Historian Ernest Dollar first researched Morrisville's role in the war years ago as a college student. Ever since, he led the charge to memorialize and preserve Morrisville battlefield, one of the most unrecognized Civil War sites in the nation.
"It's a chapter that's long been forgotten," Dollar said, noting common perception that the war ended with Gen.
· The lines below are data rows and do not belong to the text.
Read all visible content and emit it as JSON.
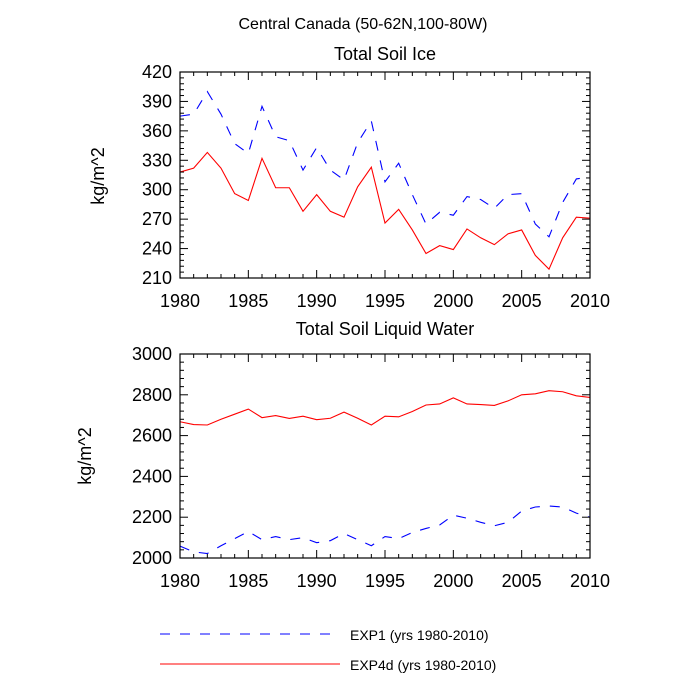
{
  "figure": {
    "title": "Central Canada (50-62N,100-80W)"
  },
  "legend": {
    "placement": "bottom",
    "entries": [
      {
        "label": "EXP1 (yrs 1980-2010)",
        "color": "#0000ff",
        "dash": "dashed"
      },
      {
        "label": "EXP4d (yrs 1980-2010)",
        "color": "#ff0000",
        "dash": "solid"
      }
    ]
  },
  "chart_data": [
    {
      "type": "line",
      "title": "Total Soil Ice",
      "xlabel": "",
      "ylabel": "kg/m^2",
      "xlim": [
        1980,
        2010
      ],
      "ylim": [
        210,
        420
      ],
      "xticks": [
        1980,
        1985,
        1990,
        1995,
        2000,
        2005,
        2010
      ],
      "yticks": [
        210,
        240,
        270,
        300,
        330,
        360,
        390,
        420
      ],
      "x": [
        1980,
        1981,
        1982,
        1983,
        1984,
        1985,
        1986,
        1987,
        1988,
        1989,
        1990,
        1991,
        1992,
        1993,
        1994,
        1995,
        1996,
        1997,
        1998,
        1999,
        2000,
        2001,
        2002,
        2003,
        2004,
        2005,
        2006,
        2007,
        2008,
        2009,
        2010
      ],
      "series": [
        {
          "name": "EXP1 (yrs 1980-2010)",
          "color": "#0000ff",
          "dash": "dashed",
          "values": [
            375,
            377,
            400,
            377,
            347,
            337,
            385,
            354,
            350,
            320,
            343,
            320,
            310,
            348,
            370,
            308,
            327,
            295,
            265,
            277,
            274,
            293,
            290,
            281,
            295,
            296,
            265,
            252,
            287,
            311,
            313
          ]
        },
        {
          "name": "EXP4d (yrs 1980-2010)",
          "color": "#ff0000",
          "dash": "solid",
          "values": [
            318,
            322,
            338,
            322,
            296,
            289,
            332,
            302,
            302,
            278,
            295,
            278,
            272,
            303,
            323,
            266,
            280,
            259,
            235,
            243,
            239,
            260,
            251,
            244,
            255,
            259,
            233,
            219,
            251,
            272,
            271
          ]
        }
      ]
    },
    {
      "type": "line",
      "title": "Total Soil Liquid Water",
      "xlabel": "",
      "ylabel": "kg/m^2",
      "xlim": [
        1980,
        2010
      ],
      "ylim": [
        2000,
        3000
      ],
      "xticks": [
        1980,
        1985,
        1990,
        1995,
        2000,
        2005,
        2010
      ],
      "yticks": [
        2000,
        2200,
        2400,
        2600,
        2800,
        3000
      ],
      "x": [
        1980,
        1981,
        1982,
        1983,
        1984,
        1985,
        1986,
        1987,
        1988,
        1989,
        1990,
        1991,
        1992,
        1993,
        1994,
        1995,
        1996,
        1997,
        1998,
        1999,
        2000,
        2001,
        2002,
        2003,
        2004,
        2005,
        2006,
        2007,
        2008,
        2009,
        2010
      ],
      "series": [
        {
          "name": "EXP1 (yrs 1980-2010)",
          "color": "#0000ff",
          "dash": "dashed",
          "values": [
            2058,
            2030,
            2022,
            2060,
            2095,
            2130,
            2090,
            2105,
            2090,
            2100,
            2075,
            2085,
            2120,
            2090,
            2060,
            2105,
            2095,
            2125,
            2145,
            2162,
            2210,
            2195,
            2175,
            2158,
            2175,
            2230,
            2250,
            2255,
            2250,
            2220,
            2200
          ]
        },
        {
          "name": "EXP4d (yrs 1980-2010)",
          "color": "#ff0000",
          "dash": "solid",
          "values": [
            2668,
            2654,
            2652,
            2680,
            2705,
            2730,
            2688,
            2698,
            2684,
            2695,
            2678,
            2685,
            2715,
            2685,
            2652,
            2695,
            2692,
            2718,
            2750,
            2755,
            2785,
            2755,
            2752,
            2748,
            2770,
            2800,
            2805,
            2820,
            2815,
            2795,
            2787
          ]
        }
      ]
    }
  ]
}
Robert E. Lee's surrender April 9, 1865, at the Appomattox Court House.
The remains of Confederate rifle pits are still evident behind Morrisville Town Hall but development now occupies much of the land once contested by the competing armies.
"People always ask me, 'Where's the battlefield?'" Dollar said. "If you're standing in the old part of Morrisville, you're standing on the battlefield."
The town is intent on making sure its history is not forgotten.
Morrisville recently hired Dollar to produce two documentaries about the town's past and its place in the Civil War as part of a history center planned for Town Hall.
"It's an important community function because we've grown so much in the last decade ... and we are trying to help the new residents get connected to this place," said Ben Hitchings, the town's planning director.
The town also is now listed on the Civil War Trails map, which Dollar suggested could bring more tourists to the area.
"As a historian, no one has really turned over the rocks," said Dollar, a Durham native and the director of the Preservation Society of Chapel Hill. "When I pick up these rocks, I find all these pieces of Morrisville history that we didn't know about."
Morrisville will recognize its past in a June event that commemorates the month in 1861 when the men of Morrisville mustered in the yard of the Williamson Page house before leaving to fight in the war.
The unit was called the "North Carolina Grays" and later referred to as the "Cedar Fork Rifles."
The town plans to debut the documentaries and host a Civil War reenactment to celebrate the opening the history center.
Noting the anniversary, Dollar said, "What better time to push this effort?"